Immigration court judges are subject to case quotas which make it impossible to conduct fair asylum hearings as these cases are complicated and lengthy. Many immigration court judges have resigned in protest.

Currently asylum applicants can apply for employment authorization (aka EAD or Employment Authorization Document) 150 days after submitting an asylum application. The new proposal is to increase that to 365 days, and also deny EADs to applicants who entered the United States illegally, terminating the permit immediately if the asylum application is denied, and removing the 30-day deadline for USCIS to rule on permit applications.

In December 2019 USCIS and EOIR proposed new regulations that would provide seven new mandatory bars to eligibility for asylum for certain offenses committed in the United States. Currently the law bars asylum for those with convictions for particularly serious crimes.

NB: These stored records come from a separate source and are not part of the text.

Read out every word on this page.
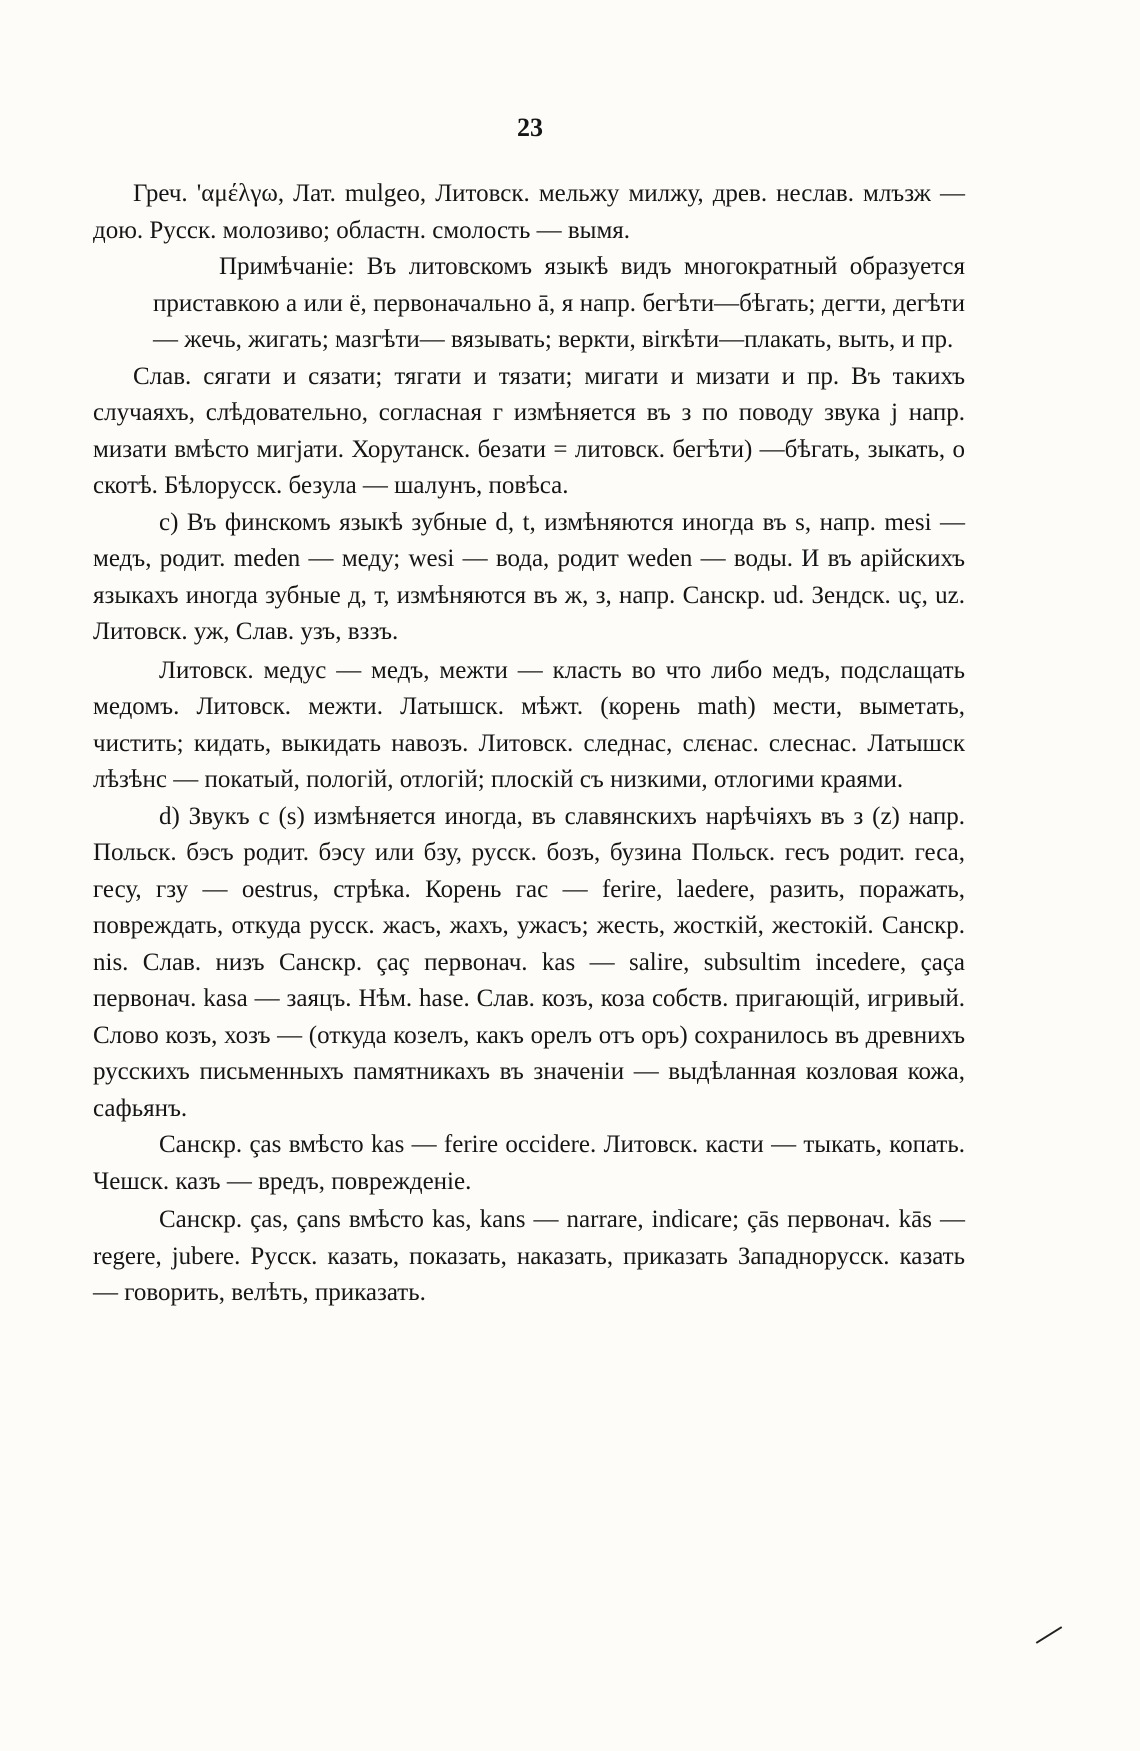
23

Греч. 'αμέλγω, Лат. mulgeo, Литовск. мельжу милжу, древ. неслав. млъзж —дою. Русск. молозиво; областн. смолость — вымя.

Примѣчаніе: Въ литовскомъ языкѣ видъ многократный образуется приставкою а или ё, первоначально ā, я напр. бегѣти—бѣгать; дегти, дегѣти — жечь, жигать; мазгѣти— вязывать; веркти, вirкѣти—плакать, выть, и пр.

Слав. сягати и сязати; тягати и тязати; мигати и мизати и пр. Въ такихъ случаяхъ, слѣдовательно, согласная г измѣняется въ з по поводу звука j напр. мизати вмѣсто мигjати. Хорутанск. безати = литовск. бегѣти) —бѣгать, зыкать, о скотѣ. Бѣлорусск. безула — шалунъ, повѣса.

c) Въ финскомъ языкѣ зубные d, t, измѣняются иногда въ s, напр. mesi — медъ, родит. meden — меду; wesi — вода, родит weden — воды. И въ арійскихъ языкахъ иногда зубные д, т, измѣняются въ ж, з, напр. Санскр. ud. Зендск. uç, uz. Литовск. уж, Слав. узъ, вззъ.

Литовск. медус — медъ, межти — класть во что либо медъ, подслащать медомъ. Литовск. межти. Латышск. мѣжт. (корень math) мести, выметать, чистить; кидать, выкидать навозъ. Литовск. следнас, слєнас. слеснас. Латышск лѣзѣнс — покатый, пологій, отлогій; плоскій съ низкими, отлогими краями.

d) Звукъ c (s) измѣняется иногда, въ славянскихъ нарѣчіяхъ въ з (z) напр. Польск. бэсъ родит. бэсу или бзу, русск. бозъ, бузина Польск. геcъ родит. геса, гесу, гзу — oestrus, стрѣка. Корень гас — ferire, laedere, разить, поражать, повреждать, откуда русск. жасъ, жахъ, ужасъ; жесть, жосткій, жестокій. Санскр. nis. Слав. низъ Санскр. çaç первонач. kas — salire, subsultim incedere, çaça первонач. kasa — заяцъ. Нѣм. hase. Слав. козъ, коза собств. пригающій, игривый. Слово козъ, хозъ — (откуда козелъ, какъ орелъ отъ оръ) сохранилось въ древнихъ русскихъ письменныхъ памятникахъ въ значеніи — выдѣланная козловая кожа, сафьянъ.

Санскр. ças вмѣсто kas — ferire occidere. Литовск. касти — тыкать, копать. Чешск. казъ — вредъ, поврежденіе.

Санскр. ças, çans вмѣсто kas, kans — narrare, indicare; çās первонач. kās — regere, jubere. Русск. казать, показать, наказать, приказать Западнорусск. казать — говорить, велѣть, приказать.
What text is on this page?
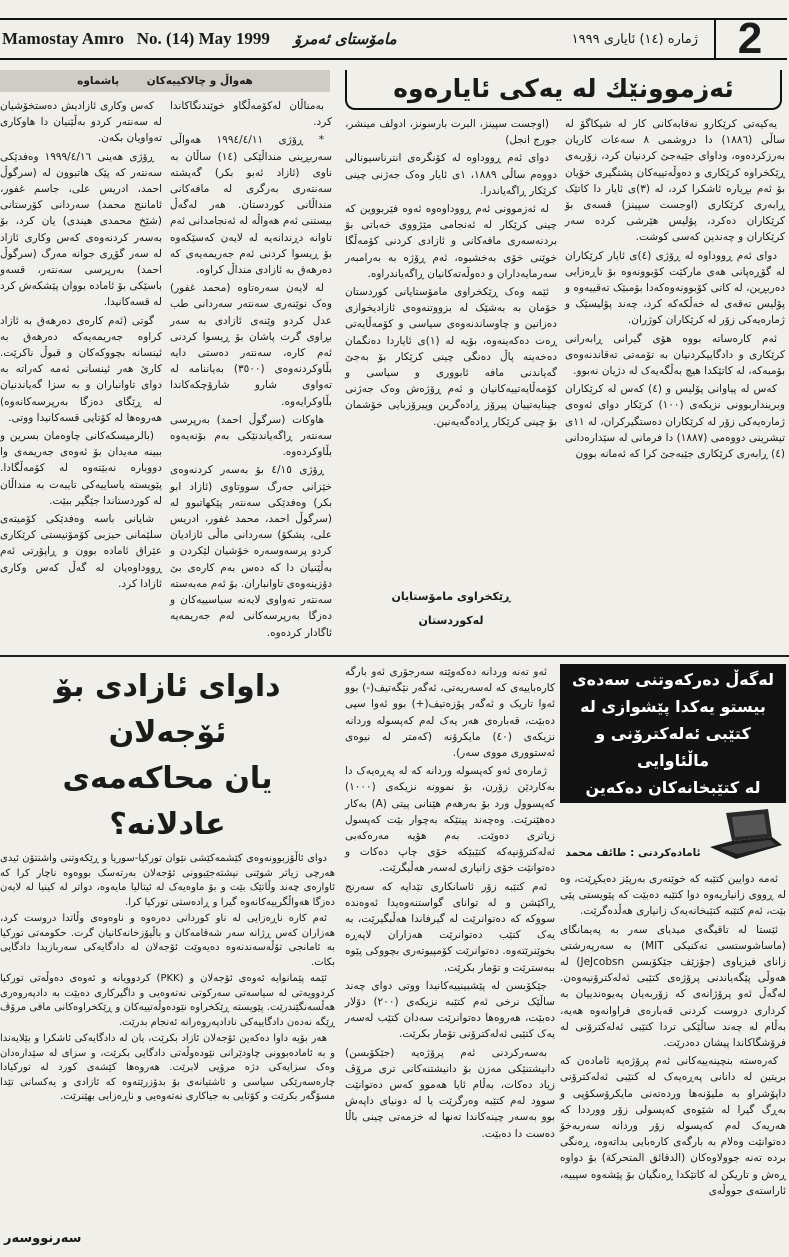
Mamostay Amro   No. (14) May 1999 مامۆستای ئەمرۆ	ژمارە (١٤) ئایاری ١٩٩٩ 2
ئەزموونێك لە یەکی ئایارەوە

یەکیەتی کرێکارو نەقابەکانی کار لە شیکاگۆ لە ساڵی (١٨٨٦) دا دروشمی ٨ سەعات کاریان بەرزکردەوە، وداوای جێبەجێ کردنیان کرد، زۆربەی ڕێکخراوە کرێکاری و دەوڵەتییەکان پشتگیری خۆیان بۆ ئەم بڕیارە ئاشکرا کرد، لە (٣)ی ئایار دا کاتێک ڕابەری کرێکاری (اوجست سپینز) قسەی بۆ کرێکاران دەکرد، پۆلیس هێرشی کردە سەر کرێکاران و چەندین کەسی کوشت.

دوای ئەم ڕووداوە لە ڕۆژی (٤)ی ئایار کرێکاران لە گۆڕەپانی هەی مارکێت کۆبوونەوە بۆ ناڕەزایی دەربڕین، لە کاتی کۆبوونەوەکەدا بۆمبێک تەقییەوە و پۆلیس تەقەی لە خەڵکەکە کرد، چەند پۆلیسێک و ژمارەیەکی زۆر لە کرێکاران کوژران.

ئەم کارەساتە بووە هۆی گیرانی ڕابەرانی کرێکاری و دادگاییکردنیان بە تۆمەتی تەقاندنەوەی بۆمبەکە، لە کاتێکدا هیچ بەڵگەیەک لە دژیان نەبوو.

کەس لە پیاوانی پۆلیس و (٤) کەس لە کرێکاران وبرینداربوونی نزیکەی (١٠٠) کرێکار دوای ئەوەی ژمارەیەکی زۆر لە کرێکاران دەستگیرکران، لە ١١ی تیشرینی دووەمی (١٨٨٧) دا فرمانی لە سێدارەدانی (٤) ڕابەری کرێکاری جێبەجێ کرا کە ئەمانە بوون

(اوجست سپینز، البرت بارسونز، ادولف مینشر، جورج انجل)

دوای ئەم ڕووداوە لە کۆنگرەی انترناسیونالی دووەم ساڵی ١٨٨٩، ١ی ئایار وەک جەژنی چینی کرێکار ڕاگەیاندرا.

لە ئەزموونی ئەم ڕووداوەوە ئەوە فێربووین کە چینی کرێکار لە ئەنجامی مێژووی خەباتی بۆ بردنەسەری مافەکانی و ئازادی کردنی کۆمەڵگا خوێنی خۆی بەخشیوە، ئەم ڕۆژە بە بەرامبەر سەرمایەداران و دەوڵەتەکانیان ڕاگەیاندراوە.

ئێمە وەک ڕێکخراوی مامۆستایانی کوردستان خۆمان بە بەشێک لە بزووتنەوەی ئازادیخوازی دەزانین و چاوساندنەوەی سیاسی و کۆمەڵایەتی ڕەت دەکەینەوە، بۆیە لە (١)ی ئایاردا دەنگمان دەخەینە پاڵ دەنگی چینی کرێکار بۆ بەجێ گەیاندنی مافە ئابووری و سیاسی و کۆمەڵایەتییەکانیان و ئەم ڕۆژەش وەک جەژنی چینایەتییان پیرۆز ڕادەگرین وپیرۆزبایی خۆشمان بۆ چینی کرێکار ڕادەگەیەنین.

ڕێکخراوی مامۆستایان
لەکوردستان
هەواڵ و چالاکییەکان پاشماوە

بەمناڵان لەکۆمەڵگاو خوێندنگاکاندا کرد.

* ڕۆژی ١٩٩٤/٤/١١ هەواڵی سەربڕینی منداڵێکی (١٤) ساڵان بە ناوی (ئازاد ئەبو بکر) گەیشتە سەنتەری بەرگری لە مافەکانی منداڵانی کوردستان. هەر لەگەڵ بیستنی ئەم هەواڵە لە ئەنجامدانی ئەم تاوانە دڕندانەیە لە لایەن کەسێکەوە بۆ ڕیسوا کردنی ئەم جەریمەیەی کە دەرهەق بە ئازادی منداڵ کراوە.

لە لایەن سەرەتاوە (محمد غفور) وەک نوێنەری سەنتەر سەردانی طب عدل کردو وێنەی ئازادی بە سەر بڕاوی گرت پاشان بۆ ڕیسوا کردنی ئەم کارە، سەنتەر دەستی دایە بڵاوکردنەوەی (٣٥٠٠) بەیاننامە لە تەواوی شارو شارۆچکەکاندا بڵاوکرایەوە.

هاوکات (سرگوڵ احمد) بەرپرسی سەنتەر ڕاگەیاندنێکی بەم بۆنەیەوە بڵاوکردەوە.

ڕۆژی ٤/١٥ بۆ بەسەر کردنەوەی خێزانی جەرگ سووتاوی (ئازاد ابو بکر) وەفدێکی سەنتەر پێکهاتبوو لە (سرگوڵ احمد، محمد غفور، ادریس علی، پشکۆ) سەردانی ماڵی ئازادیان کردو پرسەوسەرە خۆشیان لێکردن و بەڵێنیان دا کە دەس بەم کارەی بێ دۆزینەوەی تاوانباران. بۆ ئەم مەبەستە سەنتەر تەواوی لایەنە سیاسییەکان و دەزگا بەرپرسەکانی لەم جەریمەیە ئاگادار کردەوە.

کەس وکاری ئازادیش دەستخۆشیان لە سەنتەر کردو بەڵێنیان دا هاوکاری تەواویان بکەن.

ڕۆژی هەینی ١٩٩٩/٤/١٦ وەفدێکی سەنتەر کە پێک هاتبوون لە (سرگوڵ احمد، ادریس علی، جاسم غفور، ئاماننج محمد) سەردانی کۆرستانی (شێخ محمدی هیندی) یان کرد، بۆ بەسەر کردنەوەی کەس وکاری ئازاد لە سەر گۆڕی جوانە مەرگ (سرگوڵ احمد) بەرپرسی سەنتەر، قسەو باسێکی بۆ ئامادە بووان پێشکەش کرد لە قسەکانیدا.

گوتی (ئەم کارەی دەرهەق بە ئازاد کراوە جەریمەیەکە دەرهەق بە ئینسانە بچووکەکان و قبوڵ ناکرێت. کارێ هەر ئینسانی ئەمە کەراتە بە دوای تاوانباران و بە سزا گەیاندنیان لە ڕێگای دەزگا بەرپرسەکانەوە) هەروەها لە کۆتایی قسەکانیدا ووتی.

(بالرمیسکەکانی چاوەمان بسرین و ببینە مەیدان بۆ ئەوەی جەریمەی وا دووبارە نەبێتەوە لە کۆمەڵگادا. پێویستە یاساییەکی تایبەت بە منداڵان لە کوردستاندا جێگیر ببێت.

شایانی باسە وەفدێکی کۆمیتەی سلێمانی حیزبی کۆمۆنیستی کرێکاری عێراق ئامادە بوون و ڕاپۆرتی ئەم ڕووداوەیان لە گەڵ کەس وکاری ئازادا کرد.

داوای ئازادی بۆ ئۆجەلان
یان محاکەمەی عادلانە؟

دوای ئاڵۆزبوونەوەی کێشمەکێشی نێوان تورکیا-سوریا و ڕێکەوتنی واشنتۆن ئیدی هەرچی زیاتر شوێنی نیشتەجێبوونی ئۆجەلان بەرتەسک بووەوە ناچار کرا کە ئاوارەی چەند وڵاتێک بێت و بۆ ماوەیەک لە ئیتالیا مایەوە، دواتر لە کینیا لە لایەن دەزگا هەواڵگرییەکانەوە گیرا و ڕادەستی تورکیا کرا.

ئەم کارە ناڕەزایی لە ناو کوردانی دەرەوە و ناوەوەی وڵاتدا دروست کرد، هەزاران کەس ڕژانە سەر شەقامەکان و باڵیۆزخانەکانیان گرت. حکومەتی تورکیا بە ئامانجی تۆڵەسەندنەوە دەیەوێت ئۆجەلان لە دادگایەکی سەربازیدا دادگایی بکات.

ئێمە پێمانوایە ئەوەی ئۆجەلان و (PKK) کردوویانە و ئەوەی دەوڵەتی تورکیا کردوویەتی لە سیاسەتی سەرکوتی نەتەوەیی و داگیرکاری دەبێت بە دادپەروەری هەڵسەنگێندرێت. پێویستە ڕێکخراوە نێودەوڵەتییەکان و ڕێکخراوەکانی مافی مرۆڤ ڕێگە نەدەن دادگاییەکی نادادپەروەرانە ئەنجام بدرێت.

هەر بۆیە داوا دەکەین ئۆجەلان ئازاد بکرێت، یان لە دادگایەکی ئاشکرا و بێلایەندا و بە ئامادەبوونی چاودێرانی نێودەوڵەتی دادگایی بکرێت، و سزای لە سێدارەدان وەک سزایەکی دژە مرۆیی لابرێت. هەروەها کێشەی کورد لە تورکیادا چارەسەرێکی سیاسی و ئاشتیانەی بۆ بدۆزرێتەوە کە ئازادی و یەکسانی تێدا مسۆگەر بکرێت و کۆتایی بە جیاکاری نەتەوەیی و ناڕەزایی بهێنرێت.

سەرنووسەر

ئەو تەنە وردانە دەکەوێتە سەرجۆری ئەو بارگە کارەباییەی کە لەسەریەتی، ئەگەر نێگەتیف(-) بوو ئەوا تاریک و ئەگەر پۆزەتیف(+) بوو ئەوا سپی دەبێت، قەبارەی هەر یەک لەم کەپسولە وردانە نزیکەی (٤٠) مایکرۆنە (کەمتر لە نیوەی ئەستووری مووی سەر).

ژمارەی ئەو کەپسولە وردانە کە لە پەڕەیەک دا بەکاردێن زۆرن، بۆ نموونە نزیکەی (١٠٠٠) کەپسوول ورد بۆ بەرهەم هێنانی پیتی (A) بەکار دەهێنرێت. وەچەند پیتێکە بەچوار بێت کەپسول زیاتری دەوێت. بەم هۆیە مەرەکەبی ئەلەکترۆنیەکە کتێبێکە خۆی چاپ دەکات و دەتوانێت خۆی زانیاری لەسەر هەڵبگرێت.

ئەم کتێبە زۆر ئاسانکاری تێدایە کە سەرنج ڕاکێشن و لە توانای گواستنەوەیدا ئەوەندە سووکە کە دەتوانرێت لە گیرفاندا هەڵبگیرێت، بە یەک کتێب دەتوانرێت هەزاران لاپەڕە بخوێنرێتەوە. دەتوانرێت کۆمپیوتەری بچووکی پێوە ببەسترێت و تۆمار بکرێت.

جێکۆبسن لە پێشبینییەکانیدا ووتی دوای چەند ساڵێک نرخی ئەم کتێبە نزیکەی (٢٠٠) دۆلار دەبێت، هەروەها دەتوانرێت سەدان کتێب لەسەر یەک کتێبی ئەلەکترۆنی تۆمار بکرێت.

بەسەرکردنی ئەم پرۆژەیە (جێکۆبسن) دانیشتنێکی مەزن بۆ دانیشتنەکانی تری مرۆڤ زیاد دەکات، بەڵام ئایا هەموو کەس دەتوانێت سوود لەم کتێبە وەرگرێت یا لە دونیای داپەش بوو بەسەر چینەکاندا تەنها لە خزمەتی چینی باڵا دەست دا دەبێت.

لەگەڵ دەرکەوتنی سەدەی
بیستو یەکدا پێشوازی لە
کتێبی ئەلەکترۆنی و ماڵئاوایی
لە کتێبخانەکان دەکەین
ئامادەکردنی : طائف محمد

ئەمە دوایین کتێبە کە خوێنەری بەرپێز دەیکڕێت، وە لە ڕووی زانیاریەوە دوا کتێبە دەبێت کە پێویستی پێی بێت، ئەم کتێبە کتێبخانەیەک زانیاری هەڵدەگرێت.

ئێستا لە تاقیگەی میدیای سەر بە پەیمانگای (ماساشوستسی تەکنیکی MIT) بە سەرپەرشتی زانای فیزیاوی (جۆزێف جێکۆبسن JeJcobsn) لە هەوڵی پێگەیاندنی پرۆژەی کتێبی ئەلەکترۆنیەوەن. لەگەڵ ئەو پرۆژانەی کە زۆربەیان پەیوەندییان بە کرداری دروست کردنی قەبارەی فراوانەوە هەیە، بەڵام لە چەند ساڵێکی تردا کتێبی ئەلەکترۆنی لە فرۆشگاکاندا پیشان دەدرێت.

کەرەستە بنچینەییەکانی ئەم پرۆژەیە ئامادەن کە بریتین لە دانانی پەڕەیەک لە کتێبی ئەلەکترۆنی داپۆشراو بە ملیۆنەها وردەتەنی مایکرۆسکۆپی و بەڕگ گیرا لە شێوەی کەپسولی زۆر وورددا کە هەریەک لەم کەپسولە زۆر وردانە سەربەخۆ دەتوانێت وەلام بە بارگەی کارەبایی بداتەوە، ڕەنگی بردە تەنە جوولاوەکان (الدقائق المتحرکة) بۆ دواوە ڕەش و تاریکن لە کاتێکدا ڕەنگیان بۆ پێشەوە سپییە، ئاراستەی جووڵەی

The new bar would include a felony under federal or state law; Alien Smuggling or Harboring; Illegal Reentry); crimes involving criminal street gang activity; operating a motor vehicle while under the influence of an intoxicant; domestic violence offense, or who are found by an adjudicator to have engaged in acts of battery or extreme cruelty in a domestic context, even if no conviction resulted; and certain misdemeanors under federal or state law for offenses related to false identification; the unlawful receipt of public benefits or the possession or trafficking of a controlled substance or controlled-substance paraphernalia.

These are only some of the new restrictions on asylum in the US. Refugees have also been virtually barred from the US. Early European immigrants to the US were religious refugees and the US has had a history of offering refuge to those facing persecution in their home countries – while also refusing to help many, such as Jews who sought refuge from the Nazis. This is a sad new low for our country, and I hope a future government will restore prior protections.